Obesity is associated with a variety of dangerous health conditions include high cholesterol, diabetes and depression. Bariatric surgery not only helps patients lose weight, but also treat their various medical conditions. Depression has been proven to lead to the diagnosis of other medical conditions in the body such as high blood pressure. The treatment of diabetes through the use of Bariatric surgery can lead to dramatic and positive results for patients.
Depression & Weight
Ultimately, when one loses weight, their mental health seems to become more positive. Not only is a patient taking control of their life, but seeing a chance in the way they look leading to a better self-image. According to a Journal of Obesity study, obese patients are more likely to experience anxiety, mood disorders and low self-esteem. The study reports that morbidly obese patients are more than 5 times more likely to suffer from a depressive episode then their non-obese counterparts. It is believe that dissatisfaction with one’s body leads to symptoms of depression, especially in overweight and obese women. The study also explores the idea that these individuals experience discrimination and prejudice, which also can aggravate already present depression symptoms in patients.

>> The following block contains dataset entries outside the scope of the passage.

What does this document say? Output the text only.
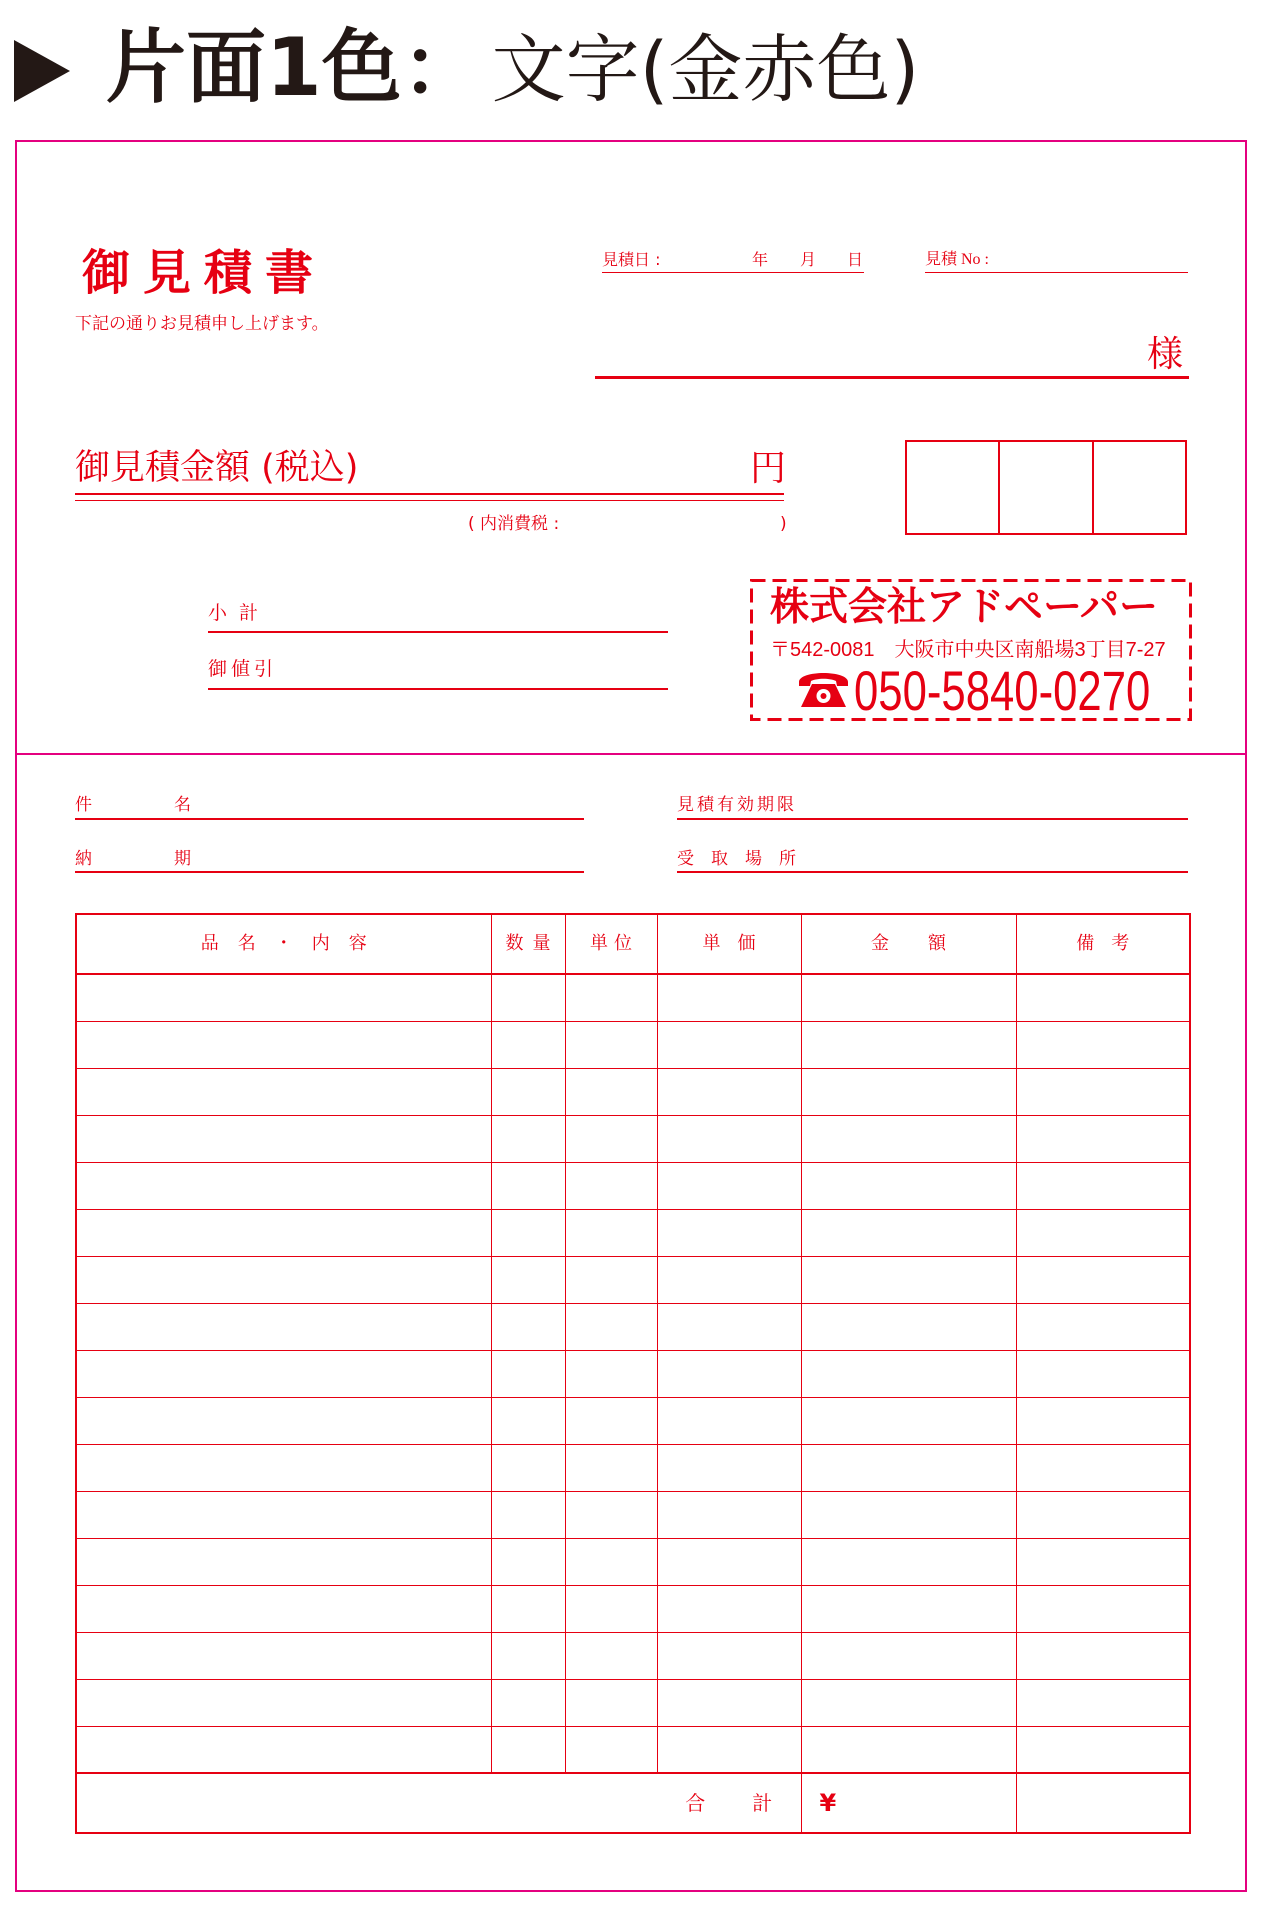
片面1色： 文字(金赤色)
御見積書
下記の通りお見積申し上げます。
見積日 :	年 月 日	見積 No :
様
御見積金額 (税込)	円
( 内消費税 :	)
小計
御値引
株式会社アドペーパー
〒542-0081　大阪市中央区南船場3丁目7-27
050-5840-0270
件名	見積有効期限
納期	受取場所
品名・内容	数量	単位	単価	金額	備考

			合計	¥	
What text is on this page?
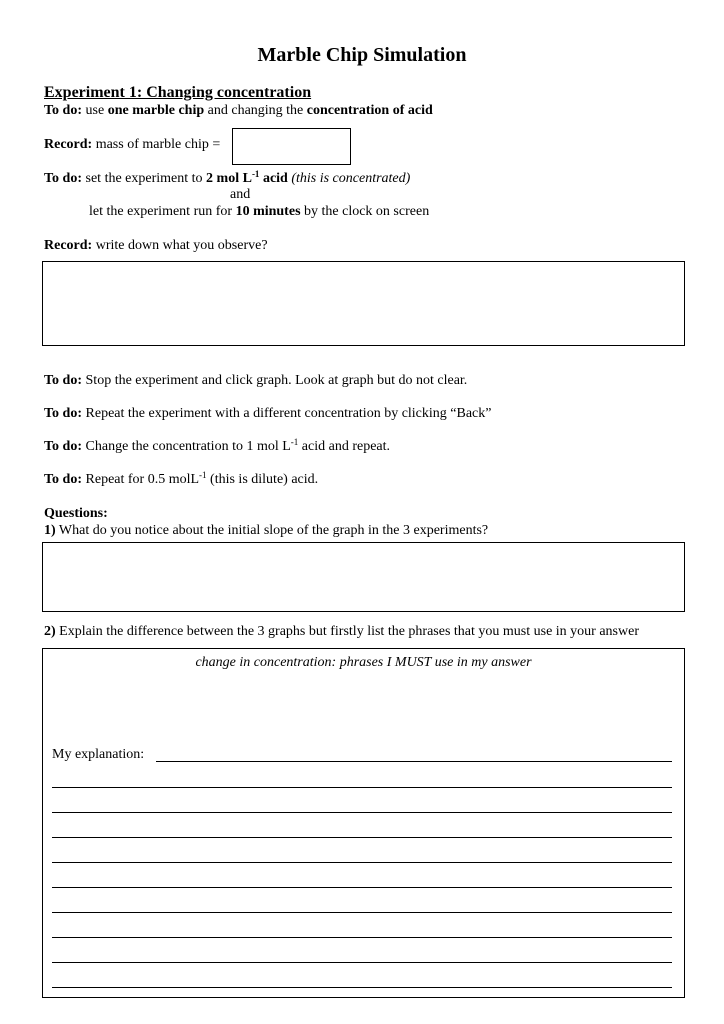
Marble Chip Simulation
Experiment 1: Changing concentration
To do: use one marble chip and changing the concentration of acid
Record: mass of marble chip =
To do: set the experiment to 2 mol $L^{-1}$ acid (this is concentrated)
and
let the experiment run for 10 minutes by the clock on screen
Record: write down what you observe?
To do: Stop the experiment and click graph. Look at graph but do not clear.
To do: Repeat the experiment with a different concentration by clicking “Back”
To do: Change the concentration to 1 mol $L^{-1}$ acid and repeat.
To do: Repeat for 0.5 molL$^{-1}$ (this is dilute) acid.
Questions:
1) What do you notice about the initial slope of the graph in the 3 experiments?
2) Explain the difference between the 3 graphs but firstly list the phrases that you must use in your answer
change in concentration: phrases I MUST use in my answer
My explanation:
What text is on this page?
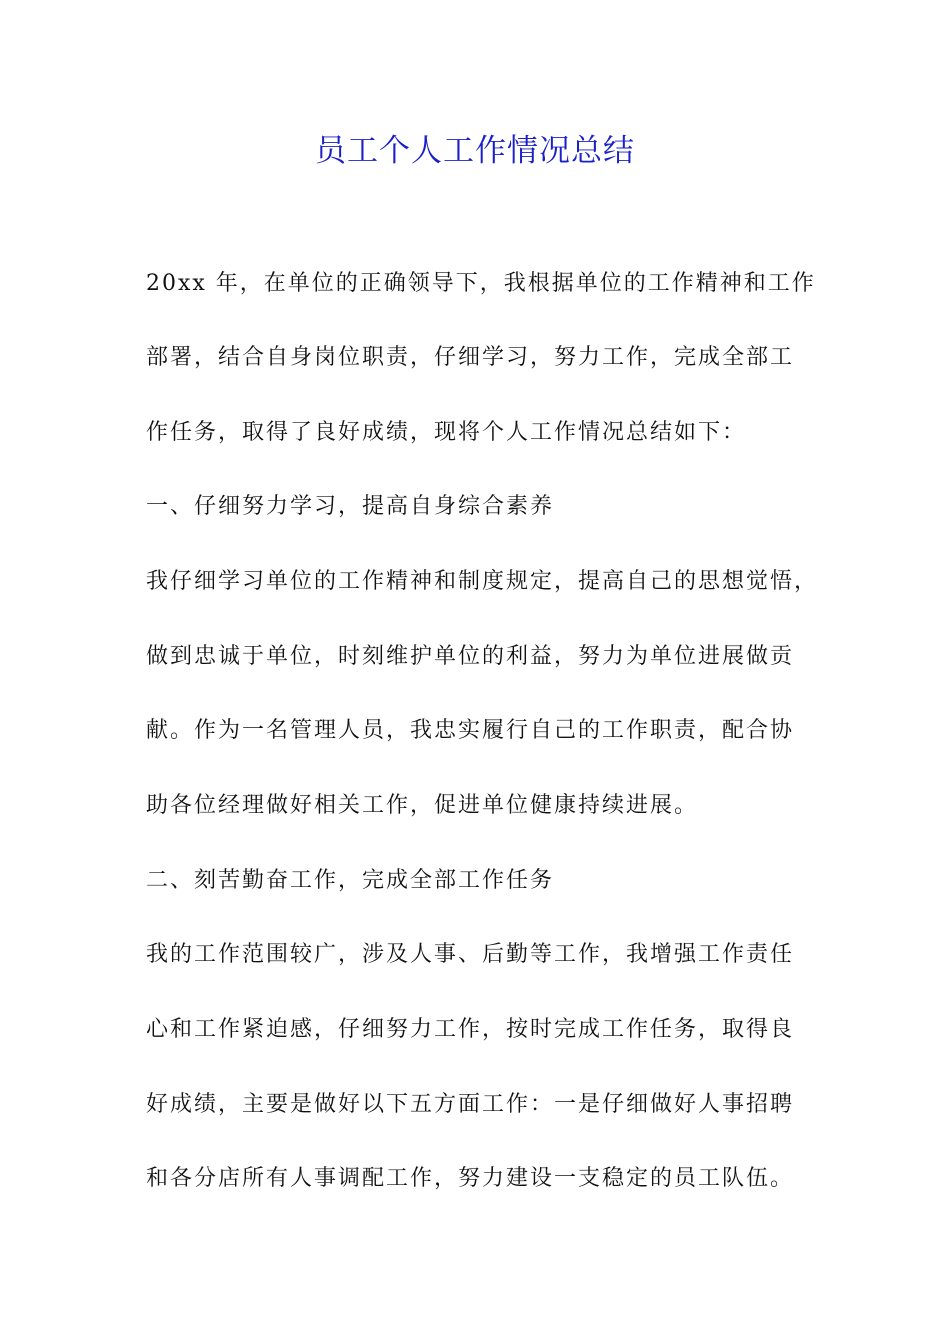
员工个人工作情况总结
20xx 年，在单位的正确领导下，我根据单位的工作精神和工作
部署，结合自身岗位职责，仔细学习，努力工作，完成全部工
作任务，取得了良好成绩，现将个人工作情况总结如下：
一、仔细努力学习，提高自身综合素养
我仔细学习单位的工作精神和制度规定，提高自己的思想觉悟，
做到忠诚于单位，时刻维护单位的利益，努力为单位进展做贡
献。作为一名管理人员，我忠实履行自己的工作职责，配合协
助各位经理做好相关工作，促进单位健康持续进展。
二、刻苦勤奋工作，完成全部工作任务
我的工作范围较广，涉及人事、后勤等工作，我增强工作责任
心和工作紧迫感，仔细努力工作，按时完成工作任务，取得良
好成绩，主要是做好以下五方面工作：一是仔细做好人事招聘
和各分店所有人事调配工作，努力建设一支稳定的员工队伍。
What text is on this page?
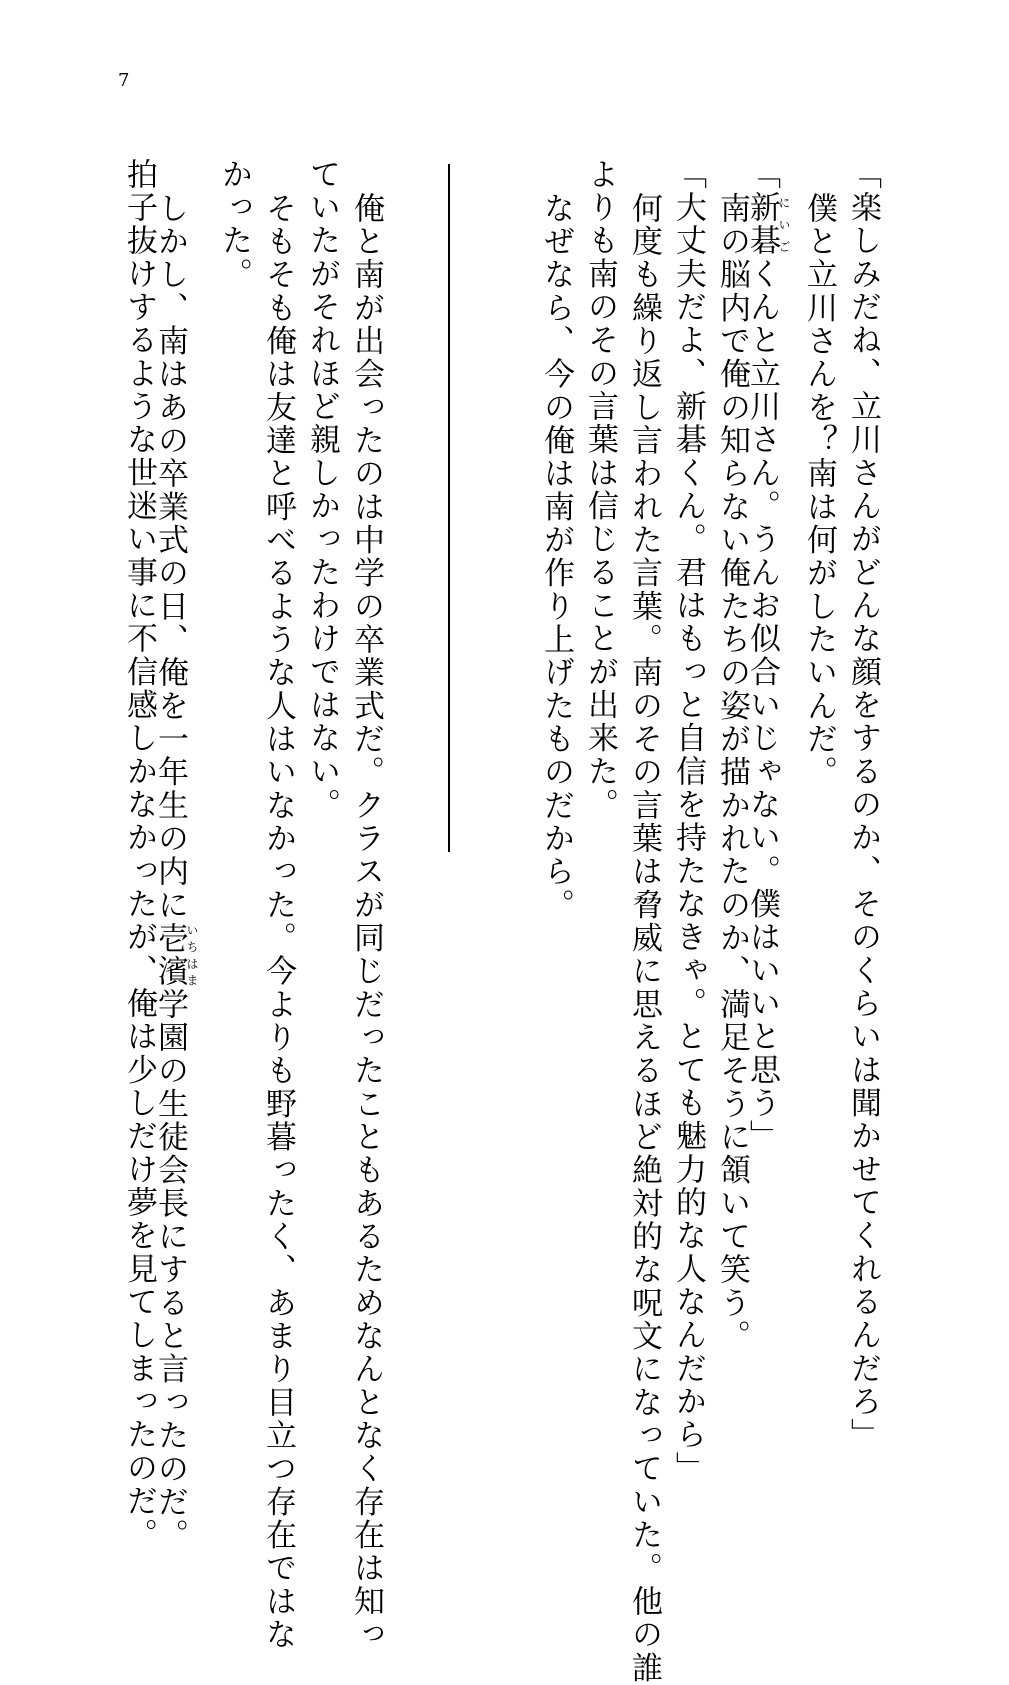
7
「楽しみだね、立川さんがどんな顔をするのか、そのくらいは聞かせてくれるんだろ」
僕と立川さんを？南は何がしたいんだ。
「新碁にいごくんと立川さん。うんお似合いじゃない。僕はいいと思う」
南の脳内で俺の知らない俺たちの姿が描かれたのか、満足そうに頷いて笑う。
「大丈夫だよ、新碁くん。君はもっと自信を持たなきゃ。とても魅力的な人なんだから」
何度も繰り返し言われた言葉。南のその言葉は脅威に思えるほど絶対的な呪文になっていた。他の誰
よりも南のその言葉は信じることが出来た。
なぜなら、今の俺は南が作り上げたものだから。
俺と南が出会ったのは中学の卒業式だ。クラスが同じだったこともあるためなんとなく存在は知っ
ていたがそれほど親しかったわけではない。
そもそも俺は友達と呼べるような人はいなかった。今よりも野暮ったく、あまり目立つ存在ではな
かった。
しかし、南はあの卒業式の日、俺を一年生の内に壱濱いちはま学園の生徒会長にすると言ったのだ。
拍子抜けするような世迷い事に不信感しかなかったが、俺は少しだけ夢を見てしまったのだ。
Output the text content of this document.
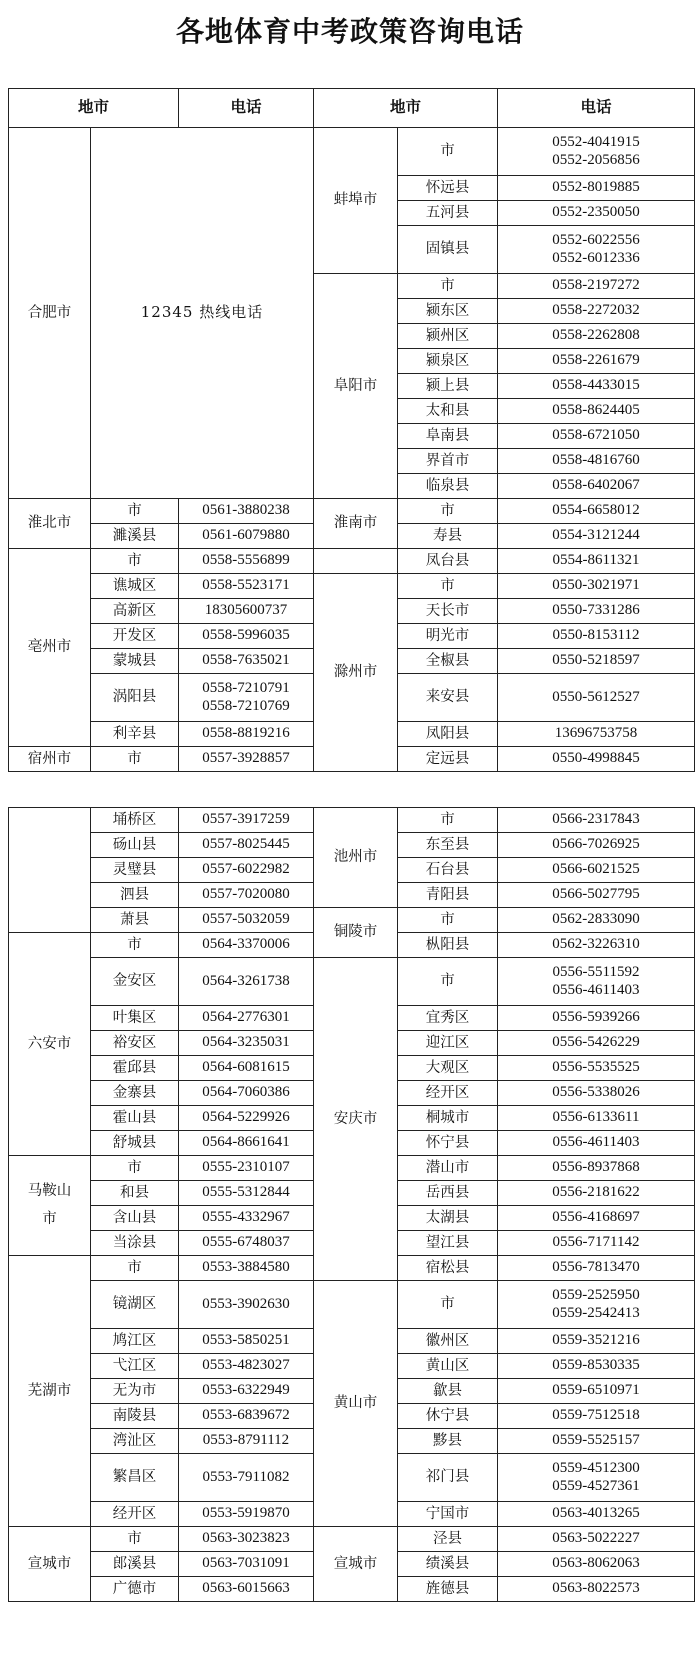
各地体育中考政策咨询电话
地市		电话	地市		电话
合肥市	12345 热线电话		蚌埠市	市	0552-4041915
0552-2056856

				怀远县	0552-8019885
				五河县	0552-2350050
				固镇县	0552-6022556
0552-6012336

			阜阳市	市	0558-2197272
				颍东区	0558-2272032
				颍州区	0558-2262808
				颍泉区	0558-2261679
				颍上县	0558-4433015
				太和县	0558-8624405
				阜南县	0558-6721050
				界首市	0558-4816760
				临泉县	0558-6402067
淮北市	市	0561-3880238	淮南市	市	0554-6658012
	濉溪县	0561-6079880		寿县	0554-3121244
亳州市	市	0558-5556899		凤台县	0554-8611321
	谯城区	0558-5523171	滁州市	市	0550-3021971
	高新区	18305600737		天长市	0550-7331286
	开发区	0558-5996035		明光市	0550-8153112
	蒙城县	0558-7635021		全椒县	0550-5218597
	涡阳县	0558-7210791
0558-7210769		来安县	0550-5612527
	利辛县	0558-8819216		凤阳县	13696753758
宿州市	市	0557-3928857		定远县	0550-4998845
	埇桥区	0557-3917259	池州市	市	0566-2317843
	砀山县	0557-8025445		东至县	0566-7026925
	灵璧县	0557-6022982		石台县	0566-6021525
	泗县	0557-7020080		青阳县	0566-5027795
	萧县	0557-5032059	铜陵市	市	0562-2833090
六安市	市	0564-3370006		枞阳县	0562-3226310
	金安区	0564-3261738	安庆市	市	0556-5511592
0556-4611403

	叶集区	0564-2776301		宜秀区	0556-5939266
	裕安区	0564-3235031		迎江区	0556-5426229
	霍邱县	0564-6081615		大观区	0556-5535525
	金寨县	0564-7060386		经开区	0556-5338026
	霍山县	0564-5229926		桐城市	0556-6133611
	舒城县	0564-8661641		怀宁县	0556-4611403

马鞍山
市	市	0555-2310107		潜山市	0556-8937868
	和县	0555-5312844		岳西县	0556-2181622
	含山县	0555-4332967		太湖县	0556-4168697
	当涂县	0555-6748037		望江县	0556-7171142
芜湖市	市	0553-3884580		宿松县	0556-7813470
	镜湖区	0553-3902630	黄山市	市	0559-2525950
0559-2542413

	鸠江区	0553-5850251		徽州区	0559-3521216
	弋江区	0553-4823027		黄山区	0559-8530335
	无为市	0553-6322949		歙县	0559-6510971
	南陵县	0553-6839672		休宁县	0559-7512518
	湾沚区	0553-8791112		黟县	0559-5525157
	繁昌区	0553-7911082		祁门县	0559-4512300
0559-4527361

	经开区	0553-5919870		宁国市	0563-4013265
宣城市	市	0563-3023823	宣城市	泾县	0563-5022227
	郎溪县	0563-7031091		绩溪县	0563-8062063
	广德市	0563-6015663		旌德县	0563-8022573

Physical Activity and Influence on Depression in Patients
According to a University of Pittsburgh Graduate School of Public Health study published in the Journal of Psychosomatic Research, even limited amounts of physical activity is linked to lower rates of depression in patients of weight loss surgery. After extreme weight loss occurs as a result of weight loss surgery, a patient can move around more freely and comfortably. This allows patients to become more activity and the study shows that even a small amount of physical activity can lead to improvement in a patient’s mental state.
The study shows that even just one hour of moderate-intense physical activity a week decreased depression or anxiety in patients by more than 92%. Just 4,750 steps daily (less than half of the recommended 10,000 daily) reduced the risk of anxiety or depression by 81% just by walking. The study believes that just by moving the patients felt better and lived a happier life.
Whether or not it is believed that activity can reduce depression levels in patients, it has proven to help them lose more weight during their lifestyle change. This weight management tool not only will continue patients down their path to good health, but also will improve their mental health as well. Seems like a win-win.